A landlord benefits greatly from investing in a solar system on their building. It can add tenant loyalty. It can increase tenant loyalty, it increases the value of your building (without raising income taxes), increases your income from that building, and keeps an income coming in from a vacant building. The state and federal governments give increased ratings to buildings with solar and in some cases it is required. SBA 504 loans require solar as a part of their loan commitment.
However, putting solar on a vacant building will not make your solar project cash flow positive. Having a building go vacant before the solar system is paid off will probably cause you some grief if the income from selling the excess generated power to utility company is not enough to make the financing payments.
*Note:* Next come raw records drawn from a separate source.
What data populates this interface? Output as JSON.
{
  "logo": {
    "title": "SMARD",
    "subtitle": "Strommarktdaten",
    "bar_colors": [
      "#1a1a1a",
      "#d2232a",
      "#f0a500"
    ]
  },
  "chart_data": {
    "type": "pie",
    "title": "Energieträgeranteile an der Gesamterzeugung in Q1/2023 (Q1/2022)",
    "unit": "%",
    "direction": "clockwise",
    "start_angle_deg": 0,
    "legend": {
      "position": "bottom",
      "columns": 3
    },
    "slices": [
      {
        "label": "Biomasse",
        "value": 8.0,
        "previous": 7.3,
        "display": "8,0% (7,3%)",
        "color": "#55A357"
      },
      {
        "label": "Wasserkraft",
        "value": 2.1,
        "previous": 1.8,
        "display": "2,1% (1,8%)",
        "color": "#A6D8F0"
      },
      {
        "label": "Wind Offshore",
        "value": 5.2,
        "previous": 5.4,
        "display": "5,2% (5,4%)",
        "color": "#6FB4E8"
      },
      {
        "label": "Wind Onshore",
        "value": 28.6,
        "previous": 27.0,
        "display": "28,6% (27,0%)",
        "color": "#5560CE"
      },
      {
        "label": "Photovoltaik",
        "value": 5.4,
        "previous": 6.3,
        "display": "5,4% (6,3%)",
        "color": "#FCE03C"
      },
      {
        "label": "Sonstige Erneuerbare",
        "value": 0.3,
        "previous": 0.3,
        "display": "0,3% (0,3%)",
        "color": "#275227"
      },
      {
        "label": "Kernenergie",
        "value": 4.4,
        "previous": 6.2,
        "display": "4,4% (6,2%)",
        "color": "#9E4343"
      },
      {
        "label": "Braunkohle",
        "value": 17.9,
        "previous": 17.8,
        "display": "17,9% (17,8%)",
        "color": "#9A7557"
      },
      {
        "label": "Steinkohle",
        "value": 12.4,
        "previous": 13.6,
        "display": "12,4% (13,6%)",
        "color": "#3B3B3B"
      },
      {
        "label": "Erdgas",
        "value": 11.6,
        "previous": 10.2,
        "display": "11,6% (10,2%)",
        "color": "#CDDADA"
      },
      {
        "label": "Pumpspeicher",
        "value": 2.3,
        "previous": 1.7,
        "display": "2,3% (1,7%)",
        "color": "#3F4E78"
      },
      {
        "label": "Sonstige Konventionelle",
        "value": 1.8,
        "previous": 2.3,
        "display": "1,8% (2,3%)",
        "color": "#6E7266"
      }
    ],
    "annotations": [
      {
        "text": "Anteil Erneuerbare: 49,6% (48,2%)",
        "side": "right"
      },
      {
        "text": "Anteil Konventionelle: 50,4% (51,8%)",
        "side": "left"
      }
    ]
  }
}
So, the obvious conclusion is that you want to add solar to a building you own when you know it is going to be occupied for at least 5 years. Most financing is for 5 years, except tax lease financing where the lessor takes the tax credits, which is a minimum of 6 years. Tax lease financing is cash flow positive from day one, so if you put a little away for future payments, you will be covered in case your building goes vacant after the first 5 year period.
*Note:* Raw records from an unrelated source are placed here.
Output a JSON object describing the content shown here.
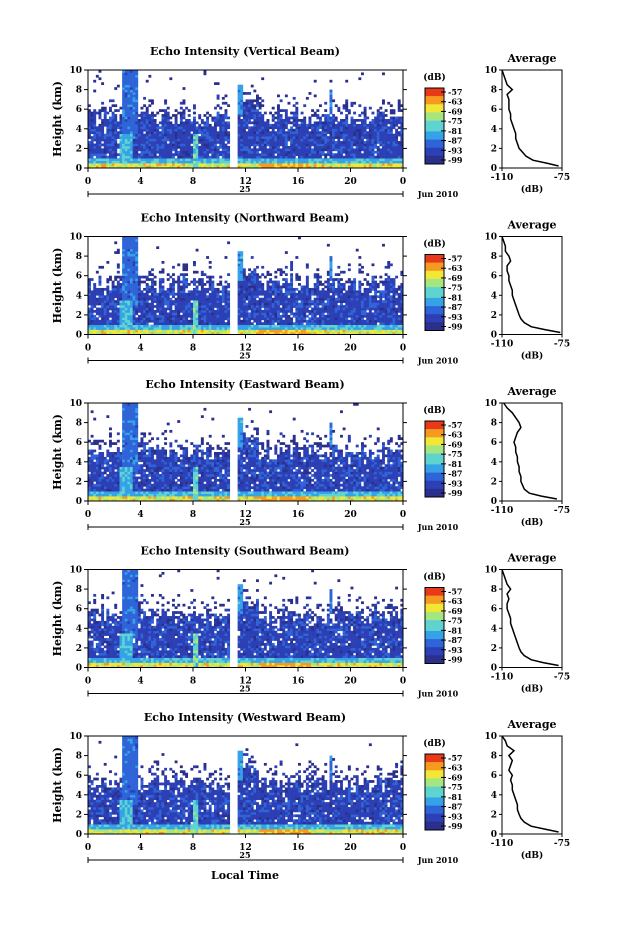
{
  "figure": {
    "xlabel_bottom": "Local Time",
    "colorbar_unit": "(dB)",
    "colorbar_ticks": [
      "-57",
      "-63",
      "-69",
      "-75",
      "-81",
      "-87",
      "-93",
      "-99"
    ],
    "ylabel": "Height (km)",
    "date_number": "25",
    "date_label": "Jun 2010",
    "profile_title": "Average",
    "profile_xlabel": "(dB)"
  },
  "colors": {
    "colormap": [
      "#2a2f8c",
      "#2c3fb4",
      "#2f64d8",
      "#35a2e8",
      "#5fd3d0",
      "#a4e680",
      "#f2e637",
      "#f59a1f",
      "#e8391b"
    ]
  },
  "chart_data": [
    {
      "type": "heatmap",
      "title": "Echo Intensity (Vertical Beam)",
      "ylabel": "Height (km)",
      "ylim": [
        0,
        10
      ],
      "yticks": [
        "0",
        "2",
        "4",
        "6",
        "8",
        "10"
      ],
      "xlim": [
        0,
        24
      ],
      "xticks": [
        "0",
        "4",
        "8",
        "12",
        "16",
        "20",
        "0"
      ],
      "colorbar": {
        "unit": "(dB)",
        "range": [
          -99,
          -57
        ],
        "ticks": [
          "-57",
          "-63",
          "-69",
          "-75",
          "-81",
          "-87",
          "-93",
          "-99"
        ]
      },
      "profile": {
        "title": "Average",
        "xlabel": "(dB)",
        "xlim": [
          -110,
          -75
        ],
        "xticks": [
          "-110",
          "-75"
        ],
        "yticks": [
          "0",
          "2",
          "4",
          "6",
          "8",
          "10"
        ],
        "heights": [
          0.2,
          0.5,
          0.8,
          1.2,
          1.6,
          2.0,
          2.5,
          3.0,
          3.5,
          4.0,
          4.5,
          5.0,
          5.5,
          6.0,
          6.5,
          7.0,
          7.5,
          8.0,
          8.5,
          9.0,
          9.5,
          10.0
        ],
        "values": [
          -77,
          -84,
          -92,
          -96,
          -98,
          -100,
          -101,
          -102,
          -102,
          -103,
          -104,
          -105,
          -105,
          -106,
          -106,
          -106,
          -107,
          -104,
          -107,
          -108,
          -109,
          -110
        ]
      }
    },
    {
      "type": "heatmap",
      "title": "Echo Intensity (Northward Beam)",
      "ylabel": "Height (km)",
      "ylim": [
        0,
        10
      ],
      "yticks": [
        "0",
        "2",
        "4",
        "6",
        "8",
        "10"
      ],
      "xlim": [
        0,
        24
      ],
      "xticks": [
        "0",
        "4",
        "8",
        "12",
        "16",
        "20",
        "0"
      ],
      "colorbar": {
        "unit": "(dB)",
        "range": [
          -99,
          -57
        ],
        "ticks": [
          "-57",
          "-63",
          "-69",
          "-75",
          "-81",
          "-87",
          "-93",
          "-99"
        ]
      },
      "profile": {
        "title": "Average",
        "xlabel": "(dB)",
        "xlim": [
          -110,
          -75
        ],
        "xticks": [
          "-110",
          "-75"
        ],
        "yticks": [
          "0",
          "2",
          "4",
          "6",
          "8",
          "10"
        ],
        "heights": [
          0.2,
          0.5,
          0.8,
          1.2,
          1.6,
          2.0,
          2.5,
          3.0,
          3.5,
          4.0,
          4.5,
          5.0,
          5.5,
          6.0,
          6.5,
          7.0,
          7.5,
          8.0,
          8.5,
          9.0,
          9.5,
          10.0
        ],
        "values": [
          -76,
          -85,
          -93,
          -97,
          -99,
          -100,
          -101,
          -102,
          -103,
          -104,
          -104,
          -105,
          -106,
          -106,
          -107,
          -107,
          -105,
          -106,
          -108,
          -108,
          -109,
          -110
        ]
      }
    },
    {
      "type": "heatmap",
      "title": "Echo Intensity (Eastward Beam)",
      "ylabel": "Height (km)",
      "ylim": [
        0,
        10
      ],
      "yticks": [
        "0",
        "2",
        "4",
        "6",
        "8",
        "10"
      ],
      "xlim": [
        0,
        24
      ],
      "xticks": [
        "0",
        "4",
        "8",
        "12",
        "16",
        "20",
        "0"
      ],
      "colorbar": {
        "unit": "(dB)",
        "range": [
          -99,
          -57
        ],
        "ticks": [
          "-57",
          "-63",
          "-69",
          "-75",
          "-81",
          "-87",
          "-93",
          "-99"
        ]
      },
      "profile": {
        "title": "Average",
        "xlabel": "(dB)",
        "xlim": [
          -110,
          -75
        ],
        "xticks": [
          "-110",
          "-75"
        ],
        "yticks": [
          "0",
          "2",
          "4",
          "6",
          "8",
          "10"
        ],
        "heights": [
          0.2,
          0.5,
          0.8,
          1.2,
          1.6,
          2.0,
          2.5,
          3.0,
          3.5,
          4.0,
          4.5,
          5.0,
          5.5,
          6.0,
          6.5,
          7.0,
          7.5,
          8.0,
          8.5,
          9.0,
          9.5,
          10.0
        ],
        "values": [
          -78,
          -87,
          -94,
          -97,
          -98,
          -99,
          -99,
          -100,
          -100,
          -101,
          -101,
          -102,
          -102,
          -103,
          -102,
          -101,
          -99,
          -100,
          -102,
          -104,
          -107,
          -109
        ]
      }
    },
    {
      "type": "heatmap",
      "title": "Echo Intensity (Southward Beam)",
      "ylabel": "Height (km)",
      "ylim": [
        0,
        10
      ],
      "yticks": [
        "0",
        "2",
        "4",
        "6",
        "8",
        "10"
      ],
      "xlim": [
        0,
        24
      ],
      "xticks": [
        "0",
        "4",
        "8",
        "12",
        "16",
        "20",
        "0"
      ],
      "colorbar": {
        "unit": "(dB)",
        "range": [
          -99,
          -57
        ],
        "ticks": [
          "-57",
          "-63",
          "-69",
          "-75",
          "-81",
          "-87",
          "-93",
          "-99"
        ]
      },
      "profile": {
        "title": "Average",
        "xlabel": "(dB)",
        "xlim": [
          -110,
          -75
        ],
        "xticks": [
          "-110",
          "-75"
        ],
        "yticks": [
          "0",
          "2",
          "4",
          "6",
          "8",
          "10"
        ],
        "heights": [
          0.2,
          0.5,
          0.8,
          1.2,
          1.6,
          2.0,
          2.5,
          3.0,
          3.5,
          4.0,
          4.5,
          5.0,
          5.5,
          6.0,
          6.5,
          7.0,
          7.5,
          8.0,
          8.5,
          9.0,
          9.5,
          10.0
        ],
        "values": [
          -77,
          -86,
          -93,
          -97,
          -99,
          -100,
          -101,
          -102,
          -103,
          -104,
          -105,
          -105,
          -106,
          -107,
          -107,
          -106,
          -107,
          -105,
          -107,
          -108,
          -109,
          -110
        ]
      }
    },
    {
      "type": "heatmap",
      "title": "Echo Intensity (Westward Beam)",
      "ylabel": "Height (km)",
      "ylim": [
        0,
        10
      ],
      "yticks": [
        "0",
        "2",
        "4",
        "6",
        "8",
        "10"
      ],
      "xlim": [
        0,
        24
      ],
      "xticks": [
        "0",
        "4",
        "8",
        "12",
        "16",
        "20",
        "0"
      ],
      "colorbar": {
        "unit": "(dB)",
        "range": [
          -99,
          -57
        ],
        "ticks": [
          "-57",
          "-63",
          "-69",
          "-75",
          "-81",
          "-87",
          "-93",
          "-99"
        ]
      },
      "profile": {
        "title": "Average",
        "xlabel": "(dB)",
        "xlim": [
          -110,
          -75
        ],
        "xticks": [
          "-110",
          "-75"
        ],
        "yticks": [
          "0",
          "2",
          "4",
          "6",
          "8",
          "10"
        ],
        "heights": [
          0.2,
          0.5,
          0.8,
          1.2,
          1.6,
          2.0,
          2.5,
          3.0,
          3.5,
          4.0,
          4.5,
          5.0,
          5.5,
          6.0,
          6.5,
          7.0,
          7.5,
          8.0,
          8.5,
          9.0,
          9.5,
          10.0
        ],
        "values": [
          -77,
          -85,
          -93,
          -97,
          -99,
          -100,
          -101,
          -101,
          -102,
          -103,
          -104,
          -104,
          -105,
          -104,
          -106,
          -105,
          -104,
          -106,
          -103,
          -107,
          -108,
          -110
        ]
      }
    }
  ]
}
You can sell the power to any property that is adjacent by at least a point or across the street, and if you have adequate roof space, then use the same decision making criteria as the rest of this article and increase your income and net worth by investing in more solar. If you install a solar system and your tenant moves out, then look at selling power to a neighbor. This can be done with paperwork, there is no need to run wires to the other building. A case can be made that every large building should have a solar system on it serving adjacent buildings.
Even if you cannot sell power to an adjacent building, you can sell excess power to the utility company. They will pay 25% to 50% as much as a retail customer, but it is a lot better than nothing and a lot better than an empty building will pay rent. Often times it is enough to maintain the costs of a building with the house meter, landscaping, taxes and water bills.
In conclusion, the best time to invest in a solar system on your commercial building is when you sign a new lease. Since everyone sees a positive benefit from solar, both from the quality of the power, the way is shades the building and the overall green outlook, you can use this to help negotiate your new lease. In the case of government tenants, it is a requirement or at least will help you win out over another competing building.